4chan is back online after nearly two weeks in the dark. The site went down following a major security breach, and according to its administrators, chronic underfunding made recovery slower than expected. Now, with limited functionality restored, 4chan is pointing fingers—at both hackers and its own financial strain.
4chan hackers targeted outdated systems

The incident began on April 14, when an attacker reportedly used a UK IP address to upload a malicious PDF that breached 4chan’s servers. This exploit gave the hacker access to key database tables and large chunks of the site’s source code. Among the leaked data were internal lists of site moderators and so-called “janitors.” To contain the breach, 4chan’s team shut everything down.
Financial stress slowed the fix
4chan’s team didn’t mince words: the site’s been “starved of money for years.” The platform has long struggled with advertisers and payment services pulling support, often under public pressure. That lack of funding left the team with limited technical support and outdated infrastructure—prime conditions for a breach and a slow recovery.

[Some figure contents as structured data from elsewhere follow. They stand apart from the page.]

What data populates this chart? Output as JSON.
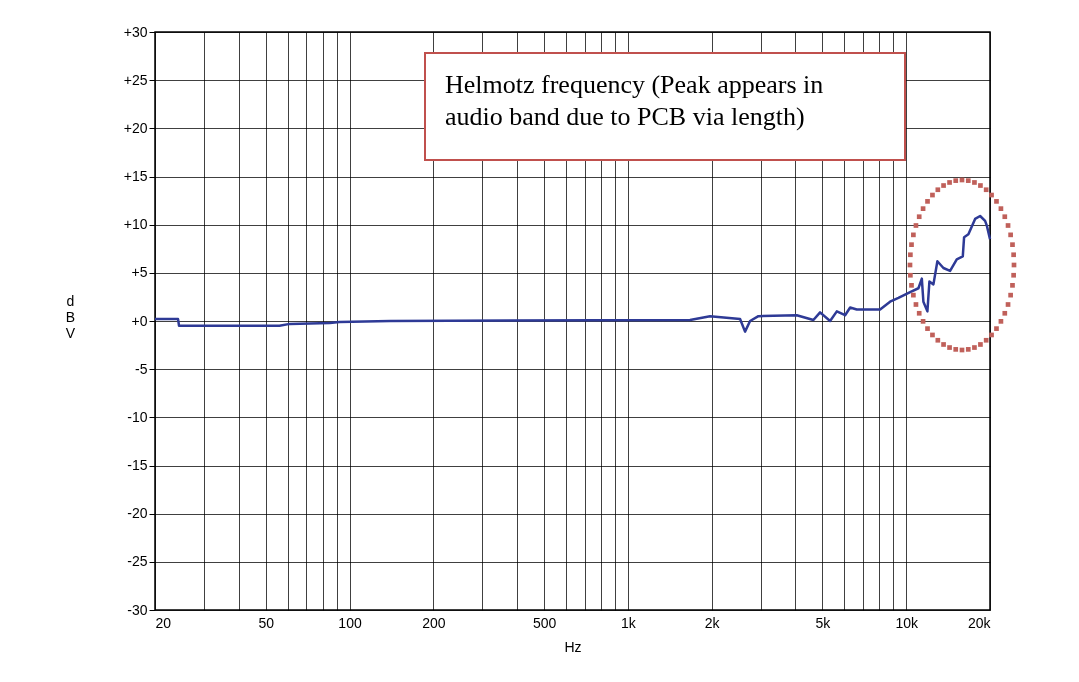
{
  "chart_data": {
    "type": "line",
    "xlabel": "Hz",
    "ylabel": "dBV",
    "log": "x",
    "grid": true,
    "legend": false,
    "marker": "none",
    "line_style": "solid",
    "xlim": [
      20,
      20000
    ],
    "ylim": [
      -30,
      30
    ],
    "xticks": [
      20,
      {
        "value": 30,
        "label": null
      },
      {
        "value": 40,
        "label": null
      },
      50,
      {
        "value": 60,
        "label": null
      },
      {
        "value": 70,
        "label": null
      },
      {
        "value": 80,
        "label": null
      },
      {
        "value": 90,
        "label": null
      },
      100,
      200,
      {
        "value": 300,
        "label": null
      },
      {
        "value": 400,
        "label": null
      },
      500,
      {
        "value": 600,
        "label": null
      },
      {
        "value": 700,
        "label": null
      },
      {
        "value": 800,
        "label": null
      },
      {
        "value": 900,
        "label": null
      },
      {
        "value": 1000,
        "label": "1k"
      },
      {
        "value": 2000,
        "label": "2k"
      },
      {
        "value": 3000,
        "label": null
      },
      {
        "value": 4000,
        "label": null
      },
      {
        "value": 5000,
        "label": "5k"
      },
      {
        "value": 6000,
        "label": null
      },
      {
        "value": 7000,
        "label": null
      },
      {
        "value": 8000,
        "label": null
      },
      {
        "value": 9000,
        "label": null
      },
      {
        "value": 10000,
        "label": "10k"
      },
      {
        "value": 20000,
        "label": "20k"
      }
    ],
    "yticks": [
      {
        "value": 30,
        "label": "+30"
      },
      {
        "value": 25,
        "label": "+25"
      },
      {
        "value": 20,
        "label": "+20"
      },
      {
        "value": 15,
        "label": "+15"
      },
      {
        "value": 10,
        "label": "+10"
      },
      {
        "value": 5,
        "label": "+5"
      },
      {
        "value": 0,
        "label": "+0"
      },
      -5,
      -10,
      -15,
      -20,
      -25,
      -30
    ],
    "annotations": [
      "Helmotz frequency (Peak appears in audio band due to PCB via length)"
    ],
    "series": [
      {
        "color": "#2e3a96",
        "x": [
          20,
          24.2,
          24.4,
          56,
          61,
          85,
          92,
          140,
          1672,
          1974,
          2530,
          2636,
          2748,
          2944,
          4044,
          4640,
          4904,
          5328,
          5632,
          6032,
          6288,
          6644,
          8058,
          8750,
          9376,
          10330,
          11064,
          11378,
          11528,
          11916,
          12116,
          12524,
          12942,
          13602,
          14376,
          15192,
          15968,
          16142,
          16726,
          17682,
          18430,
          19206,
          19482,
          20000
        ],
        "values": [
          0.2,
          0.2,
          -0.5,
          -0.5,
          -0.3,
          -0.2,
          -0.1,
          0,
          0.1,
          0.5,
          0.2,
          -1.1,
          0,
          0.5,
          0.6,
          0.1,
          0.9,
          0,
          1.0,
          0.6,
          1.4,
          1.2,
          1.2,
          2.0,
          2.4,
          3.0,
          3.4,
          4.4,
          2.0,
          1.0,
          4.1,
          3.8,
          6.2,
          5.5,
          5.2,
          6.4,
          6.7,
          8.7,
          9.0,
          10.6,
          10.9,
          10.4,
          9.9,
          8.5
        ]
      }
    ]
  }
}
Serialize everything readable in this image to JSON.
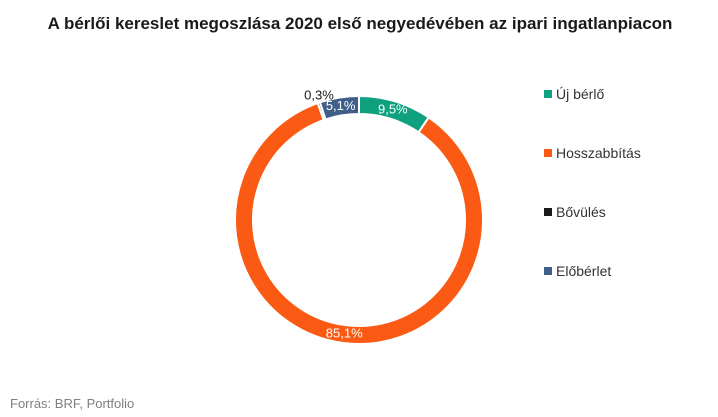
{
  "chart_data": {
    "type": "pie",
    "donut": true,
    "title": "A bérlői kereslet megoszlása 2020 első negyedévében az ipari ingatlanpiacon",
    "labels": [
      "Új bérlő",
      "Hosszabbítás",
      "Bővülés",
      "Előbérlet"
    ],
    "values": [
      9.5,
      85.1,
      0.3,
      5.1
    ],
    "value_labels": [
      "9,5%",
      "85,1%",
      "0,3%",
      "5,1%"
    ],
    "colors": [
      "#0fa07f",
      "#fa5a14",
      "#1a1a1a",
      "#3f5f8a"
    ],
    "unit": "%",
    "legend_position": "right"
  },
  "source": "Forrás: BRF, Portfolio"
}
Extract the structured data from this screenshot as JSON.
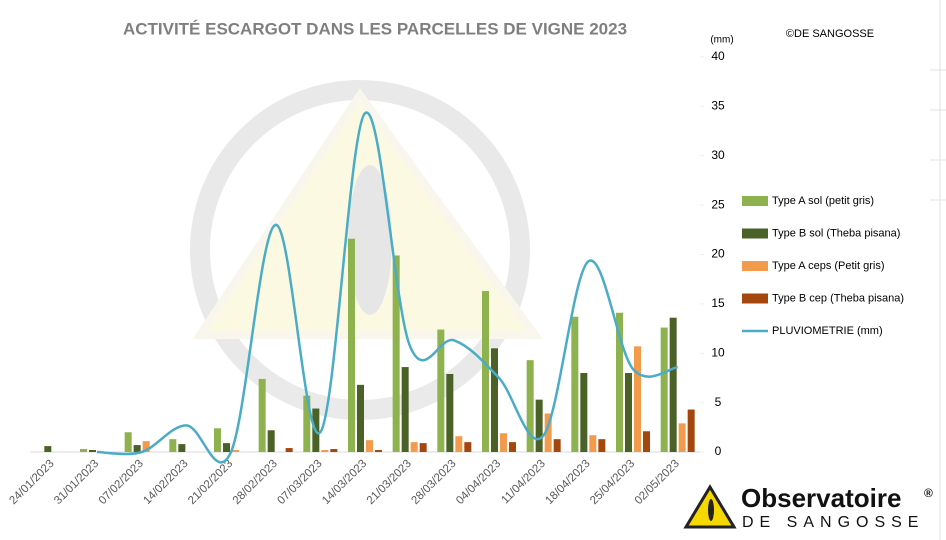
{
  "chart_data": {
    "type": "bar_line",
    "title": "ACTIVITÉ ESCARGOT DANS LES PARCELLES DE VIGNE 2023",
    "copyright": "©DE SANGOSSE",
    "y_label": "(mm)",
    "logo": {
      "name": "Observatoire",
      "mark": "®",
      "sub": "DE SANGOSSE"
    },
    "categories": [
      "24/01/2023",
      "31/01/2023",
      "07/02/2023",
      "14/02/2023",
      "21/02/2023",
      "28/02/2023",
      "07/03/2023",
      "14/03/2023",
      "21/03/2023",
      "28/03/2023",
      "04/04/2023",
      "11/04/2023",
      "18/04/2023",
      "25/04/2023",
      "02/05/2023"
    ],
    "series": [
      {
        "name": "Type A sol (petit gris)",
        "type": "bar",
        "color": "#8db24e",
        "values": [
          0,
          0.3,
          2,
          1.3,
          2.4,
          7.4,
          5.7,
          21.6,
          19.9,
          12.4,
          16.3,
          9.3,
          13.7,
          14.1,
          12.6
        ]
      },
      {
        "name": "Type B sol (Theba pisana)",
        "type": "bar",
        "color": "#4a6127",
        "values": [
          0.6,
          0.2,
          0.7,
          0.8,
          0.9,
          2.2,
          4.4,
          6.8,
          8.6,
          7.9,
          10.5,
          5.3,
          8,
          8,
          13.6
        ]
      },
      {
        "name": "Type A ceps (Petit gris)",
        "type": "bar",
        "color": "#f39b4c",
        "values": [
          0,
          0,
          1.1,
          0,
          0.2,
          0,
          0.2,
          1.2,
          1,
          1.6,
          1.9,
          3.9,
          1.7,
          10.7,
          2.9
        ]
      },
      {
        "name": "Type B cep (Theba pisana)",
        "type": "bar",
        "color": "#a3470f",
        "values": [
          0,
          0,
          0,
          0,
          0,
          0.4,
          0.3,
          0.2,
          0.9,
          1,
          1,
          1.3,
          1.3,
          2.1,
          4.3
        ]
      },
      {
        "name": "PLUVIOMETRIE (mm)",
        "type": "line",
        "color": "#4bacc6",
        "values": [
          null,
          0,
          0,
          2.7,
          0,
          23,
          2,
          34.3,
          10.8,
          11.3,
          7.5,
          1.7,
          19.3,
          8.4,
          8.6
        ]
      }
    ],
    "ylim": [
      0,
      40
    ],
    "yticks": [
      0,
      5,
      10,
      15,
      20,
      25,
      30,
      35,
      40
    ],
    "grid": false
  }
}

4chan is back, but not at full strength
As of April 27, the site is partially restored. Users can browse the front page and most boards, but features like PDF uploads remain disabled. The Flash board is still offline, and some posting features, including image uploads and thumbnails, are only partially working. The team says they’re still restoring systems one step at a time.
A platform with no safety net
This isn’t the first time 4chan’s shoestring budget has come back to haunt it. Without major advertisers or mainstream support, it relies heavily on donations and community-driven funding. But in the face of modern cyber threats, that model leaves little room for error—or protection.
No retreat, no surrender
Despite the damage, 4chan’s administrators say they won’t abandon the site. “No other website can replace it, or this community,” they wrote in an update. “No matter how hard it is, we are not giving up.” For better or worse, they plan to keep 4chan online—even if it means limping forward on a worn-out engine.